Hi, I'm trying to create a program that will read dates and holidays like this:
April fools 1/4/
Passover 3/26/2013
But when I write code to put them into a vector it outputs 0.
I want the date to be a single variable, and I want to associate it with the name of the holiday that goes with this.
I'm not sure why you're trying to convert your string to an integer there.
Generally, when reading files, you'll either have a delimiter that separates fields or have a fixed length record so that you can extract from the byte position. Your current file format makes it different as the only discernible delimiter there would be a space character and there's different numbers of those in different lines (two in the April Fools line, one in the Passover line).
Yes, but April fools and New Years etc are a recurring yearly event, on the same day.

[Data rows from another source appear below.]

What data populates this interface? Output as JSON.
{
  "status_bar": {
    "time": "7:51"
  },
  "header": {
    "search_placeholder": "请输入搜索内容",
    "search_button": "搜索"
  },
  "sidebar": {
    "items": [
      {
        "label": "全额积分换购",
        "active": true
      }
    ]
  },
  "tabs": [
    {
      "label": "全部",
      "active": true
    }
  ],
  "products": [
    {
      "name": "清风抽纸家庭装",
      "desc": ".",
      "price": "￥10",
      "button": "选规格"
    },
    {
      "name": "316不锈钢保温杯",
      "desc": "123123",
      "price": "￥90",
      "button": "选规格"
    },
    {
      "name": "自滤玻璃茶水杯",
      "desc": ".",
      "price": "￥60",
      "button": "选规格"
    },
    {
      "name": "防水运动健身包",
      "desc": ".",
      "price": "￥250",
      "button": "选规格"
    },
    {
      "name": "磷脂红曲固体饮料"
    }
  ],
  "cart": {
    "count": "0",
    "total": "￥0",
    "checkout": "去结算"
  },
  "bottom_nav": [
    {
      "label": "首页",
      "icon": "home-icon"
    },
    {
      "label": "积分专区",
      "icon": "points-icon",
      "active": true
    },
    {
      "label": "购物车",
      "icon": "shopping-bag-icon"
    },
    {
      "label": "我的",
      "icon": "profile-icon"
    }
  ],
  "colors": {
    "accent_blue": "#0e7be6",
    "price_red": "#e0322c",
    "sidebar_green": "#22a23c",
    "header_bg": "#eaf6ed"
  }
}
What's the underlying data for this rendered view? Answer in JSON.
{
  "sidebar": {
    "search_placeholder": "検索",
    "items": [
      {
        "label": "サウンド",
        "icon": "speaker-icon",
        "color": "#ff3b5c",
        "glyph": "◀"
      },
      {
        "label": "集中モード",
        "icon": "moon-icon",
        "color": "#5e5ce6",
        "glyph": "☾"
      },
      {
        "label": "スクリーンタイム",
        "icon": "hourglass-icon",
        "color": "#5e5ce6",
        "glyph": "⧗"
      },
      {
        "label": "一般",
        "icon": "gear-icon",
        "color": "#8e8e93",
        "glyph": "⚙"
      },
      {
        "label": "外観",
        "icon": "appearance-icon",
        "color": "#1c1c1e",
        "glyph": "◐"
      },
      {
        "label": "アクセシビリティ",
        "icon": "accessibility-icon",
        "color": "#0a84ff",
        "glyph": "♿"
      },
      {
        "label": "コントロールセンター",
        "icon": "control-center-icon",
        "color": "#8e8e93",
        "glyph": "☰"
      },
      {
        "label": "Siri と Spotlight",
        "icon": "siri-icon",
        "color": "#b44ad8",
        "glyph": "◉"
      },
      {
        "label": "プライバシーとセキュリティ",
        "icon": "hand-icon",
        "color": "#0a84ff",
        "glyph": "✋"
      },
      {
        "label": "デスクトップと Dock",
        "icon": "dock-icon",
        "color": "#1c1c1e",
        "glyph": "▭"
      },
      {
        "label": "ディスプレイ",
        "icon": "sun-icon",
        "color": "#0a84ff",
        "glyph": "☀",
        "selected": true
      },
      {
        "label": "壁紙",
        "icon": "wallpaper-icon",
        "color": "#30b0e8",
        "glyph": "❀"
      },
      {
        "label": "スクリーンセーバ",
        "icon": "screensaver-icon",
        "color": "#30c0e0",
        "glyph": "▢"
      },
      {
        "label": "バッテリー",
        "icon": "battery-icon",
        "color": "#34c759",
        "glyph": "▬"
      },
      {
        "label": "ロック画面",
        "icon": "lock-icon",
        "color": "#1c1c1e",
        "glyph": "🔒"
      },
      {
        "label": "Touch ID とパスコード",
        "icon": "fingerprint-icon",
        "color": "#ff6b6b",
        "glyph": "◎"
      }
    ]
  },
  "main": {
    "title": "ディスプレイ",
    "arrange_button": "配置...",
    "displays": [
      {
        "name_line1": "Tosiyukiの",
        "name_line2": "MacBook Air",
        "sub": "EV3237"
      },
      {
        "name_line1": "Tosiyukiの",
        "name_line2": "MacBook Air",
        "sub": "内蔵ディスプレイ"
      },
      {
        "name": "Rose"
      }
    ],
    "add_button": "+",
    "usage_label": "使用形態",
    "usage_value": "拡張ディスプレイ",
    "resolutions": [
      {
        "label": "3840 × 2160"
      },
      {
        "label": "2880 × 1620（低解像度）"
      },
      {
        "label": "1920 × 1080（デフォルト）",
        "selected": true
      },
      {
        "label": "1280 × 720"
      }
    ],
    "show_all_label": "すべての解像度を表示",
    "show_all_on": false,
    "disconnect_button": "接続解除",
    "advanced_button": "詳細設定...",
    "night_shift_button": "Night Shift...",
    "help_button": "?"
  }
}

Whereas the Passover dates change between years so I had to specify the 2013 individually. There is also another date for Passover that relates to 2014 but isn't the same day/month as 2013.
Essentially, I don't know what to do for the annual events without specifying them every year.
@EssGeEich You are correct that was my mistake. Thank you
I took your suggestion, but any number at the top of my .txt file 10 or bigger outputs my last line.
Any number at the top smaller than that outputs nothing.
I have 10 lines by the way.
If you use a space ' ' to terminate your fields, then you will not be able to have "April Fools" and "1/4/2013" - you will get Holiday: April - Date: Fools. I would store the data in the file delimited by commas or some other symbol.
Also you have to getline(fin, line) in some sort of loop. For example, try this code:
@rcast You are wonderful, I took your suggestion using commas.
But how would I output this in a way that the dates are ints, but still associated to the holiday name?
This is the part that really has me frazzled, and I'm sure it's easy but I am a noob.
EDIT* I reread your last post, you said how can you output them as ints. Well the code below saves them as ints... If you want to only output them as ints just use date = atoi(line.c_str()); or something to that nature on line when it will be populated with the date and that will turn date into a int.
When using this method, make sure your events.txt file is in the following format:
1 2 3
April Fools,04,01,2013,
Christmas,12,25,2013,
Halloween,10,31,2013
With a comma at the end of every line but the last line, and dates seperated by commas as well as in XX/XX/XXXX format.
#include <fstream>
#include <iostream>
#include <vector>
#include <sstream>
#include <string>
usingnamespace std;
int main()
{
string holiday;
int date;
int i = 0;
vector< string > holidays;
vector< int > dates;
ifstream fin;
fin.open("events.txt");
if (fin.is_open())
{
while (fin.good())
{
getline(fin, holiday, ',');
if ( i == 0 )
{
holidays.push_back(holiday);
} else {
date = atoi(holiday.c_str());
dates.push_back(date);
}
if ( i == 3 ) {
i = 0;
} else {
i++;
}
}
fin.close();
}
for (int n=0; n<holidays.size(); n++)
{
cout << endl << holidays[n] << endl;
for (staticint x=0; x<dates.size(); x++)
{
cout << dates[x] << "/";
x++;
cout << dates[x] << "/";
x++;
cout << dates[x]<< endl;
x++;
break;
}
}
return 0;
}
This saves month day and year in separate vectors though. If you want to make it save the entire date in one vector element just make the date one number without commas (i.e. 12252013) in the file and make the condition test for if ( i == 1 ) instead and remove the last 2 combinations of cout << date[x] <<.. and x++;
@rcast Yes thank you that's exactly what I needed to see!
That's pretty much solved my problem, now I just need to do a little manipulation of the output, but I'm positive I can handle that. Thanks guys!
One more thing on a scale of 1-100 how difficult was my question? 1 being easy and 100 really hard
I am using it as a way to evaluate how bad my knowledge is of c++. Thanks.
Personally, it was around 10 or less for me.
I just didn't want to spoil anything, but I'd do that in less than a hour errorlessly and without forcing you to use commas.
Even without forcing you to update the first line (that contains how many entries are in the file).
Also @rcast:
Never rely on ifstream::good.
Rely on the return value of getline, instead.